Found the problem. The ARP table on this guy is HUGE. I checked last night
and there were 34000 entries. This router ties together 2 routing domains,
but only has complete knowledge of one of them. The problem is that a static
route is used
to give him minimal knowledge of the other routing domain. That static route
is tied to an interface instead of a next hop address. Because of that, he
has to maintain an ARP cache entry for the next hop MAC address to get to
all ip devices in the other routing domain. The problem is aggravated by the
fact that the other routing domain has 600+ subnets. So basically, this
router gets one entry in his ARP cache for every IP device in those 600
subnets.
Did a demandpoll on him and sat and waited 20 min while netmon tried to get
the ARP table. Got tired of waiting, so I closed it. For the short term,
I've disabled config polling and new node discovery on Netview. The whole
time, CPU was pegged at 100% w/ IP SNMP getting 80%.
The good news is that Cisco prioritizes CPU. SNMP gets low priority, so
everything else in the high and medium range should get CPU before SNMP.
This wasn't really causing a problem, other than a slightly noticeable
latency for data going thru him when CPU is pegged.
The problem I had in tracking this down is that the router won't tell me who
is generating the SNMP traffic destined for him, short of turning on a debug
(debug snmp packet or debug ip packet w/ a list applied). With that router
already at 100% CPU, I'd hate to turn a debug on and risk crashing the
router, since he was still able to do his normal traffic processing.
Also found that my Unix guys had redeployed my old NetView v3 server as an
AIX DNS test server, but left NetView v3 running.
This guy was the first problem. Had to kill his Netview daemons and edit the
ovsuf file so they wouldn't start. I've also got some guys testing CA
Unicenter in my lab, so I've disabled them from being able to query him via
SNMP.
Anyways, the static route that is used says that an entire Class B is
reachable via such and such Token Ring interface.

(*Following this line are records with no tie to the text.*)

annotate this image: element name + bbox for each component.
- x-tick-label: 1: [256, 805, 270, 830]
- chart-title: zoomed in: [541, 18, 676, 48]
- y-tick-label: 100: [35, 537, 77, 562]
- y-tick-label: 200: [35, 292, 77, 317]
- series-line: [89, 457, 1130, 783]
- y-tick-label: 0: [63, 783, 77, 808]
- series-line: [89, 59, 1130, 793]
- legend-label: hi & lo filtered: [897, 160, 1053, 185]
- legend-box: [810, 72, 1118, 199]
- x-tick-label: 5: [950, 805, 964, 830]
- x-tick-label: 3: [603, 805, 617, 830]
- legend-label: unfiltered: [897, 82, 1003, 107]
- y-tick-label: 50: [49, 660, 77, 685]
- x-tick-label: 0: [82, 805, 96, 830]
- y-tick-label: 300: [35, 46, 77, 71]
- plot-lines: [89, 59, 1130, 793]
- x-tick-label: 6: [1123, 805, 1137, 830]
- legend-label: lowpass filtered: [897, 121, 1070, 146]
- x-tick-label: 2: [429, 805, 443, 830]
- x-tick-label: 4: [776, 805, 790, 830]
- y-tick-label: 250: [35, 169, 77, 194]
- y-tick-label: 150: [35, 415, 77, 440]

Like I said before, that Class B has 600+ subnets. For anyone out there that
is doing anything similar, EXPECT problems when netmon tries to pull the ARP
table off that router.
Anyone know what variables are being used to pull the ARP table? Are the
SNMPv1 or SNMPv2? I'm trying to figure out if
there is any config I can do on the router to disable pulling the ARP table
via SNMP. If SNMPv2, I might be able to exclude it via snmp-server view
command as Marc suggested.
__________________________
Thanks,
Sean Davidson
Sr. Network Systems Engineer
Publix Super Markets, Inc.
P.O. Box 32015
Lakeland, Fl. 33802-2015
Email - sean.davidson@publix.com
Voice - (863) 686-8754 x6889
Fax - (863)616-5895
-----Original Message-----
From: Marc Russo [mailto:mrusso@al.iisl.com]

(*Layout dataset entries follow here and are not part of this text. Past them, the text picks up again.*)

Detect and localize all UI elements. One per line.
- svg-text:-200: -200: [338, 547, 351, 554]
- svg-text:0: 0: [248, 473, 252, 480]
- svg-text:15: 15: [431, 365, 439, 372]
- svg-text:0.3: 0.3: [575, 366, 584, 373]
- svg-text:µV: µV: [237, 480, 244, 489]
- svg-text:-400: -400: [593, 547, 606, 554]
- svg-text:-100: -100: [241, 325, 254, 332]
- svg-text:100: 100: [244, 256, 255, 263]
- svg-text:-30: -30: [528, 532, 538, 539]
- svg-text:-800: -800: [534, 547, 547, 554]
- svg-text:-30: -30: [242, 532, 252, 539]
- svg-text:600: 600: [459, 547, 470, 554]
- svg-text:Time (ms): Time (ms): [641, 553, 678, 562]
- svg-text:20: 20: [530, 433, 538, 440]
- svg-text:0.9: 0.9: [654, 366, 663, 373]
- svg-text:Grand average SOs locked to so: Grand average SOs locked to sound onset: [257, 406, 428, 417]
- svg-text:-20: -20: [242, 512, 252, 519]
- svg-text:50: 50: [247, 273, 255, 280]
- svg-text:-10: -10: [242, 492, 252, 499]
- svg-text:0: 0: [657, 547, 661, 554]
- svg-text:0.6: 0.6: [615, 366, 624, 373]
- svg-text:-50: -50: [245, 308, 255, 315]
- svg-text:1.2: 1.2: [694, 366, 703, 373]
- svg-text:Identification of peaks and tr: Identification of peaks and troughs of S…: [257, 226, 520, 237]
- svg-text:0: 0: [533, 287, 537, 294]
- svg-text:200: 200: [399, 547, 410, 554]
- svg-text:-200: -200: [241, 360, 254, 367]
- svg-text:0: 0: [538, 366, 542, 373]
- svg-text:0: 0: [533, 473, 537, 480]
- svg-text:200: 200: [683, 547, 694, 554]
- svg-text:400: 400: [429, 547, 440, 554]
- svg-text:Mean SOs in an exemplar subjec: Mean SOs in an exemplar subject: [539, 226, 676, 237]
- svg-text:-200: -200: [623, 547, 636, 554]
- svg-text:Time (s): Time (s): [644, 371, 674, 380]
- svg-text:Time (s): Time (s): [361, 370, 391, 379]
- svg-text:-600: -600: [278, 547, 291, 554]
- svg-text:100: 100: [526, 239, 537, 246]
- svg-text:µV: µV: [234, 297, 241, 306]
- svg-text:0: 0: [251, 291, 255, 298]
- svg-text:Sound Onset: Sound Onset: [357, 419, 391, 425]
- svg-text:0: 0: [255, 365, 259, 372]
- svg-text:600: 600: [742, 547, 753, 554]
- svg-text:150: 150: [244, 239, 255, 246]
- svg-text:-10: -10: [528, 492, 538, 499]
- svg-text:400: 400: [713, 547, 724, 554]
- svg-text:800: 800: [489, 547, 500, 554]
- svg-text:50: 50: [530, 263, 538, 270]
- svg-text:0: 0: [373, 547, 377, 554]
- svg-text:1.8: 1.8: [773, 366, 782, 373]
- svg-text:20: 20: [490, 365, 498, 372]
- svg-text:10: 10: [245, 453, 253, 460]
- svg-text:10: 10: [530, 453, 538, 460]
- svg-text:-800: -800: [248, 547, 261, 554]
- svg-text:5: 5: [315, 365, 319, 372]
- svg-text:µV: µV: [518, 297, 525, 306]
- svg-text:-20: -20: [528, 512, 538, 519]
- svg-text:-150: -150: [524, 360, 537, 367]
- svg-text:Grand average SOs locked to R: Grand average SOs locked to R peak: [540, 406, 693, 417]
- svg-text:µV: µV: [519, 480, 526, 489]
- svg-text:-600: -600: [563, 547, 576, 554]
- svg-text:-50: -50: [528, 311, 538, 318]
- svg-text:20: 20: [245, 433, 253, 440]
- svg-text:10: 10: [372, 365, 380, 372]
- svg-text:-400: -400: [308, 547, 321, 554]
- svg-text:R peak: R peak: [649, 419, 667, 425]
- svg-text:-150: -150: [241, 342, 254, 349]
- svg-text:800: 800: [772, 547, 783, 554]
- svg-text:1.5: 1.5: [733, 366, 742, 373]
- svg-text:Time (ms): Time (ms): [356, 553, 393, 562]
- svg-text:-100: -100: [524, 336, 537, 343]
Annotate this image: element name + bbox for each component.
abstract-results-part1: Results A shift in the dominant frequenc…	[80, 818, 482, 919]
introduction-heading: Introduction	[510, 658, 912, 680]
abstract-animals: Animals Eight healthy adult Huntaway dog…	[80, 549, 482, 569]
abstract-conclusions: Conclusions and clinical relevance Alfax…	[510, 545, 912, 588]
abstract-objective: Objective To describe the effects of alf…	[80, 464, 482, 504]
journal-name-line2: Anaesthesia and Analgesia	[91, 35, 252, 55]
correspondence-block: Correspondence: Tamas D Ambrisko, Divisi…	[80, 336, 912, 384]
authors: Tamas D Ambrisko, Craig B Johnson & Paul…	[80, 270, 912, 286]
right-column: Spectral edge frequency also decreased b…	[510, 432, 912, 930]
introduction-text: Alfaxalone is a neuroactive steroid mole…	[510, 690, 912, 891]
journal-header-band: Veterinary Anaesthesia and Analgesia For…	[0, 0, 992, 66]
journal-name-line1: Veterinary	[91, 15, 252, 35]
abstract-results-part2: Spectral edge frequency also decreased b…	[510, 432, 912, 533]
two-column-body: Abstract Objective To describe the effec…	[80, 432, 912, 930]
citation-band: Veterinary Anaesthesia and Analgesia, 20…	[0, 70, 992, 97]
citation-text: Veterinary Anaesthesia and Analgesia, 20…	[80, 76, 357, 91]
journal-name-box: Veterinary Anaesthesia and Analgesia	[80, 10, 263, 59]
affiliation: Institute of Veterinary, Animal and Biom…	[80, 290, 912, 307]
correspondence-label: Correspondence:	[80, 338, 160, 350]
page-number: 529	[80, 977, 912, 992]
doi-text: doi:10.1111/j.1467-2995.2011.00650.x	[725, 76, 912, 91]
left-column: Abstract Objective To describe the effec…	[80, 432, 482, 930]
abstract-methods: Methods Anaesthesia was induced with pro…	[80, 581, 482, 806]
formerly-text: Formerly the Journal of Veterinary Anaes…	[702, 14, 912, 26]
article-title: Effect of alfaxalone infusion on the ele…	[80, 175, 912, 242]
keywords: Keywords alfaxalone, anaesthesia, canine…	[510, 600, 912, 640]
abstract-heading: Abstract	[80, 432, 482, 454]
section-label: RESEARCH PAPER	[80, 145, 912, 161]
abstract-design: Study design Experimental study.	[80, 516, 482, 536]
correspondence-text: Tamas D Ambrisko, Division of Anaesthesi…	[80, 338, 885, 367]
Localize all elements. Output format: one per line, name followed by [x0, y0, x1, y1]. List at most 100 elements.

Sent: Thursday, October 14, 1999 9:15 AM
To: 'sean.davidson@MAIL.PUBLIX.COM'
Subject: Re: NETMON causing high SNMP Util on router
I've seen the same problem at several of my customers sites. How large are
your routing tables? I've seen the SNMP process run the cpu really high when
netmon is trying to get the routing table. The following lines in your
cisco configs will prevent netmon from getting the routing table (ip.21) via
snmp. You can also deny the arp tables. I haven't really seen any negative
effects to blocking the routing table, but their might be some.

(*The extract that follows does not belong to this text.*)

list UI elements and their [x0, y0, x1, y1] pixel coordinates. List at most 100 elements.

snmp-server view demandpoll mib-2 included
snmp-server view demandpoll ip.21 excluded
snmp-server view demandpoll private included
snmp-server community whatever RW
snmp-server community public view demandpoll RO
You can also use a sniffer to help determine exactly what is happening.
That is how we initially solved the problem.
Marc Russo (mrusso@al.iisl.com)
International Integrated Solutions, LTD
|